Миссис Блумфилд выходила из интеллигентной семьи, она получила отменное воспитание и образование, которое могла позволить себе женщина в девятнадцатом столетии, но это не сделало её сдержанной и тактичной женщиной. Иногда она могла позволить себе даже повысить голос на собственного мужа, но чаще предпочитала отвернуться и тяжело дышать, демонстрируя свою обиду. И только в минуты жуткого отчаяния она могла позволить себе что-то разбить. При Менди женщина ни разу не теряла голову, но её брат Роберт рассказывал, что однажды, когда он вернулся с прогулки с порванными брюками (ему было не более десяти лет), миссис Блумфилд была настолько недовольна, что втащила сына в дом за ухо, потом кричала что-то не разборчивое, а затем, когда мальчика попытался защитить отец, окончательно потеряла голову и кинула в него вазу с цветами. Вода расплескалась, цветы упали на деревянный пол, а миссис Блумфилд, с оскорблённым видом ушла в сад.

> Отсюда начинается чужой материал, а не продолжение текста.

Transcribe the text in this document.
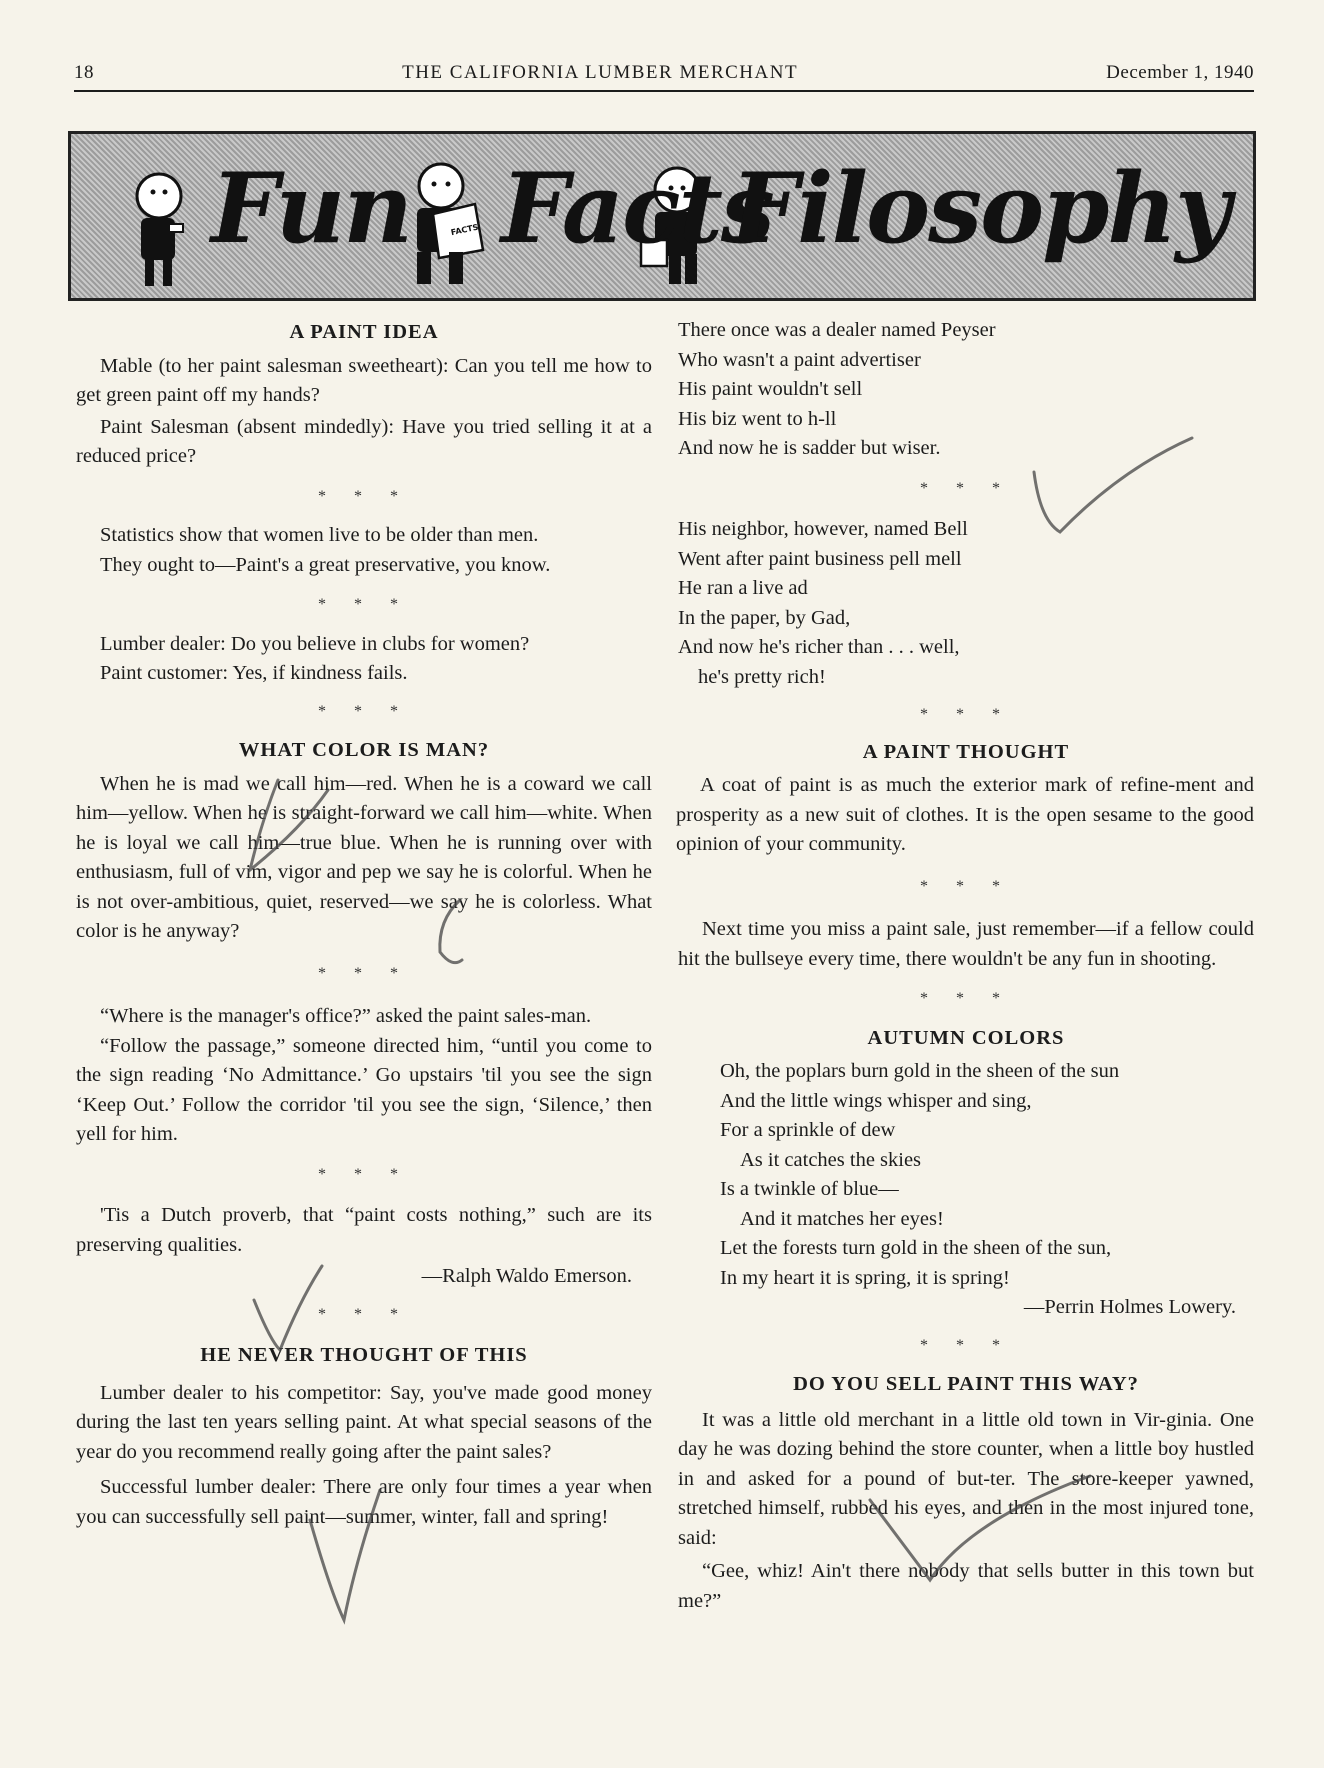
18	THE CALIFORNIA LUMBER MERCHANT	December 1, 1940
FACTS
Fun Facts
Filosophy
A PAINT IDEA

Mable (to her paint salesman sweetheart): Can you tell me how to get green paint off my hands?

Paint Salesman (absent mindedly): Have you tried selling it at a reduced price?

* * *

Statistics show that women live to be older than men.

They ought to—Paint's a great preservative, you know.

* * *

Lumber dealer: Do you believe in clubs for women?

Paint customer: Yes, if kindness fails.

* * *
WHAT COLOR IS MAN?

When he is mad we call him—red. When he is a coward we call him—yellow. When he is straight-forward we call him—white. When he is loyal we call him—true blue. When he is running over with enthusiasm, full of vim, vigor and pep we say he is colorful. When he is not over-ambitious, quiet, reserved—we say he is colorless. What color is he anyway?

* * *

“Where is the manager's office?” asked the paint sales-man.

“Follow the passage,” someone directed him, “until you come to the sign reading ‘No Admittance.’ Go upstairs 'til you see the sign ‘Keep Out.’ Follow the corridor 'til you see the sign, ‘Silence,’ then yell for him.

* * *

'Tis a Dutch proverb, that “paint costs nothing,” such are its preserving qualities.

—Ralph Waldo Emerson.

* * *
HE NEVER THOUGHT OF THIS

Lumber dealer to his competitor: Say, you've made good money during the last ten years selling paint. At what special seasons of the year do you recommend really going after the paint sales?

Successful lumber dealer: There are only four times a year when you can successfully sell paint—summer, winter, fall and spring!

There once was a dealer named Peyser
Who wasn't a paint advertiser
His paint wouldn't sell
His biz went to h-ll
And now he is sadder but wiser.
* * *
His neighbor, however, named Bell
Went after paint business pell mell
He ran a live ad
In the paper, by Gad,
And now he's richer than . . . well,
he's pretty rich!
* * *
A PAINT THOUGHT

A coat of paint is as much the exterior mark of refine-ment and prosperity as a new suit of clothes. It is the open sesame to the good opinion of your community.

* * *

Next time you miss a paint sale, just remember—if a fellow could hit the bullseye every time, there wouldn't be any fun in shooting.

* * *
AUTUMN COLORS
Oh, the poplars burn gold in the sheen of the sun
And the little wings whisper and sing,
For a sprinkle of dew
As it catches the skies
Is a twinkle of blue—
And it matches her eyes!
Let the forests turn gold in the sheen of the sun,
In my heart it is spring, it is spring!

—Perrin Holmes Lowery.

* * *
DO YOU SELL PAINT THIS WAY?

It was a little old merchant in a little old town in Vir-ginia. One day he was dozing behind the store counter, when a little boy hustled in and asked for a pound of but-ter. The store-keeper yawned, stretched himself, rubbed his eyes, and then in the most injured tone, said:

“Gee, whiz! Ain't there nobody that sells butter in this town but me?”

Когда Менди собралась на встречу с миссис Питерсон, она решила не надевать что-нибудь из своих жёлтых платьев, так же как и платья цвета фуксии или же ярко-оранжевого цвета. Она понимала, что в коллективе молодых мам, которые могут позволить себе только скромные, приглушённые тона, ей стоит выглядеть в несколько раз скромнее, нежели она выглядит всегда. Поэтому она выбрала платье нежного голубого цвета, настолько простое, что проще было просто некуда. А по пути к выходу из дома заглянула в библиотеку, дверь в неё была приоткрыта, и она увидела отца, который корпел над очередным переводом.